Elon Musk working on a rocket that will enable traveling to anywhere in the world in less than an hour
Elon Musk, the head and founder of SpaceX, announced he is currently working on a new rocketship. Code named “BFR”, it will be capable of traveling anywhere on Earth in under an hour.
The bold announcement, which caught everyone by surprise, suggests that Musk’s Space Exploration could fundamentally revolutionize air travel by greatly shortening flight time. In theory, a flight from Los Angeles to Shanghai, which usually lasts 14 hours, could be shortened to just 25 minutes.
“If we are going to places like Mars, why not use rockets for traveling here on Earth?” Musk said Friday at the 68th International Astronautical Congress on Friday in Adelaide, Australia.
Musk added that SpaceX, which has launched 13 rockets so far this year, aims to complete 30 missions for customers next year. The company’s vision is to use contracts for satellite operators to secure funds for the BFR. But Musk himself is also willing to use his own funds to help the project.
Red Dragon and Falcon 9
The BFR comes as a follow-up to the Red Dragon,an unmanned spacecraft which is expected to be launched to Mars this year.
Meanwhile, the Falcon 9, another SpaceX project under the spotlight, is living up to the hype, with numerous orders from NASA, satellite operators and US military. SpaceX is also cooperating with Hawthorne, a California – based company which plans to launch its own satellite network.
What makes Falcon 9 stand out from its competition is its ability to land back on Earth, which makes it reusable and thus lowers its operation costs and launch costs to just around $62 million. Furthermore, SpaceX acutally gives discounts to those who place multiple orders, thus securing acquiring long-term clients, but also making space exploration and travel more affordable and practical.
On the other hand, SpaceX is also working on the Falcon Heavy, a far more powerful rocket capable of heavy payloads and sending paying space tourists on a flight around the moon.
Mars is next
As space travel advances, manned missions to Mars are slowly making their way out of science fiction and into reality.
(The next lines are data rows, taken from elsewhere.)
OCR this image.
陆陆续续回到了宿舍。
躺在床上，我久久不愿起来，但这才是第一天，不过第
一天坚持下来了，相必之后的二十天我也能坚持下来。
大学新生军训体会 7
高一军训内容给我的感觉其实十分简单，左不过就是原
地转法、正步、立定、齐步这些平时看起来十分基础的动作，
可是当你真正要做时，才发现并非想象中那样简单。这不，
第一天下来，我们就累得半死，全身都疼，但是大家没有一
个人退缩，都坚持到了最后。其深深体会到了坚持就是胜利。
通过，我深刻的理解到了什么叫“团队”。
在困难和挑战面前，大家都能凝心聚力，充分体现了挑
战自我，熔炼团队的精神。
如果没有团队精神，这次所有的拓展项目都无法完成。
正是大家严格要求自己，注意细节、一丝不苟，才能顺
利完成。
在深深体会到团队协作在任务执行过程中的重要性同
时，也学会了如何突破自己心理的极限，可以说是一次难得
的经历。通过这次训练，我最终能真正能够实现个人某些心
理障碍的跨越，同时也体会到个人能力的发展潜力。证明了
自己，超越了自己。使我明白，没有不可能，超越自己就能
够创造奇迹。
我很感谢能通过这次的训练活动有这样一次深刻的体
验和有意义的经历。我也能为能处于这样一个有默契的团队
The exploration of the Red planet got an enormous boost in August 2012, when NASA’s Curiosity Rover landed on the red planet. The robotic vehicle transmits breathtaking, high-resolution photographs of the dune-and butte-filled landscape to the delight of scientists and Curiosity’s 3.8 million Twitter followers.
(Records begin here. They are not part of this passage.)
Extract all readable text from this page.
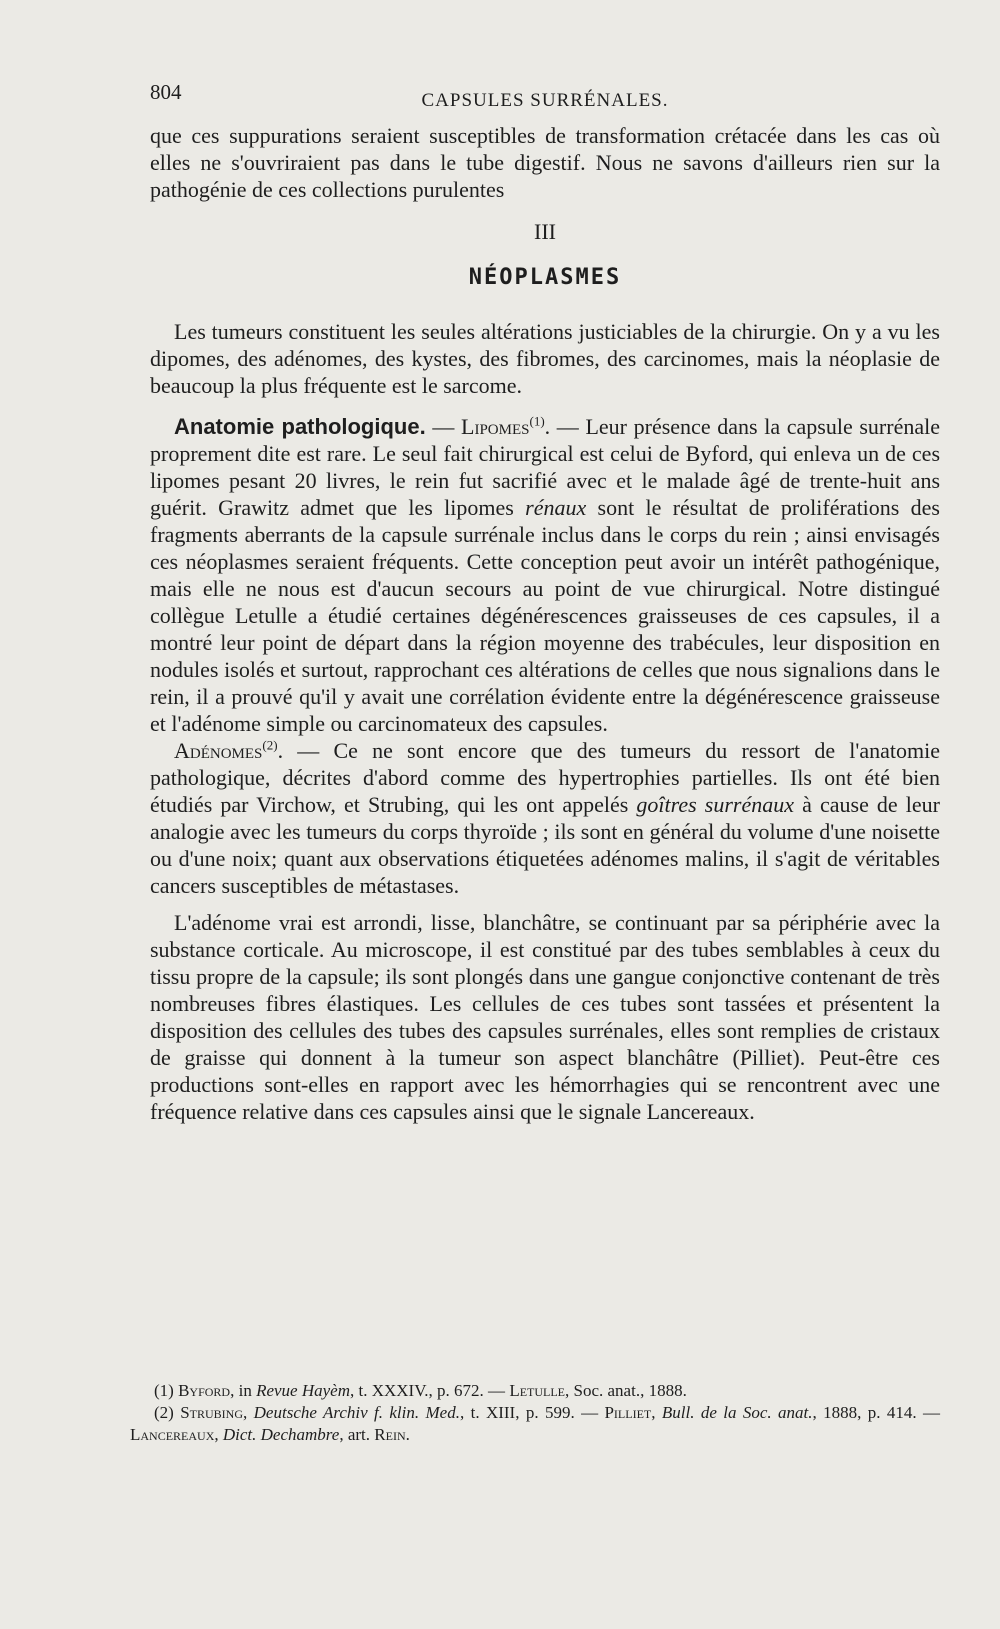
804	CAPSULES SURRÉNALES.

que ces suppurations seraient susceptibles de transformation crétacée dans les cas où elles ne s'ouvriraient pas dans le tube digestif. Nous ne savons d'ailleurs rien sur la pathogénie de ces collections purulentes

III
NÉOPLASMES

Les tumeurs constituent les seules altérations justiciables de la chirurgie. On y a vu les dipomes, des adénomes, des kystes, des fibromes, des carcinomes, mais la néoplasie de beaucoup la plus fréquente est le sarcome.

Anatomie pathologique. — Lipomes$^{(1)}$. — Leur présence dans la capsule surrénale proprement dite est rare. Le seul fait chirurgical est celui de Byford, qui enleva un de ces lipomes pesant 20 livres, le rein fut sacrifié avec et le malade âgé de trente-huit ans guérit. Grawitz admet que les lipomes rénaux sont le résultat de proliférations des fragments aberrants de la capsule surrénale inclus dans le corps du rein ; ainsi envisagés ces néoplasmes seraient fréquents. Cette conception peut avoir un intérêt pathogénique, mais elle ne nous est d'aucun secours au point de vue chirurgical. Notre distingué collègue Letulle a étudié certaines dégénérescences graisseuses de ces capsules, il a montré leur point de départ dans la région moyenne des trabécules, leur disposition en nodules isolés et surtout, rapprochant ces altérations de celles que nous signalions dans le rein, il a prouvé qu'il y avait une corrélation évidente entre la dégénérescence graisseuse et l'adénome simple ou carcinomateux des capsules.

Adénomes$^{(2)}$. — Ce ne sont encore que des tumeurs du ressort de l'anatomie pathologique, décrites d'abord comme des hypertrophies partielles. Ils ont été bien étudiés par Virchow, et Strubing, qui les ont appelés goîtres surrénaux à cause de leur analogie avec les tumeurs du corps thyroïde ; ils sont en général du volume d'une noisette ou d'une noix; quant aux observations étiquetées adénomes malins, il s'agit de véritables cancers susceptibles de métastases.

L'adénome vrai est arrondi, lisse, blanchâtre, se continuant par sa périphérie avec la substance corticale. Au microscope, il est constitué par des tubes semblables à ceux du tissu propre de la capsule; ils sont plongés dans une gangue conjonctive contenant de très nombreuses fibres élastiques. Les cellules de ces tubes sont tassées et présentent la disposition des cellules des tubes des capsules surrénales, elles sont remplies de cristaux de graisse qui donnent à la tumeur son aspect blanchâtre (Pilliet). Peut-être ces productions sont-elles en rapport avec les hémorrhagies qui se rencontrent avec une fréquence relative dans ces capsules ainsi que le signale Lancereaux.

(1) Byford, in Revue Hayèm, t. XXXIV., p. 672. — Letulle, Soc. anat., 1888.

(2) Strubing, Deutsche Archiv f. klin. Med., t. XIII, p. 599. — Pilliet, Bull. de la Soc. anat., 1888, p. 414. — Lancereaux, Dict. Dechambre, art. Rein.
Still, there are many challenges that need to be resolved before mankind could establish its first sustainable base on the Red planet.
First, there’s the problem of getting there, as even the fastest rockets would take several months to reach it. Furthermore, if space explorers survive the 155 million-mile journey and subsequent first-ever manned landing, they would need to get to work immediately to create a habitable atmosphere and produce enough fuel needed to propel the rocket ship homeward.
But Musk remains optimistic about it and believes other investors will join in and help space exploration projects.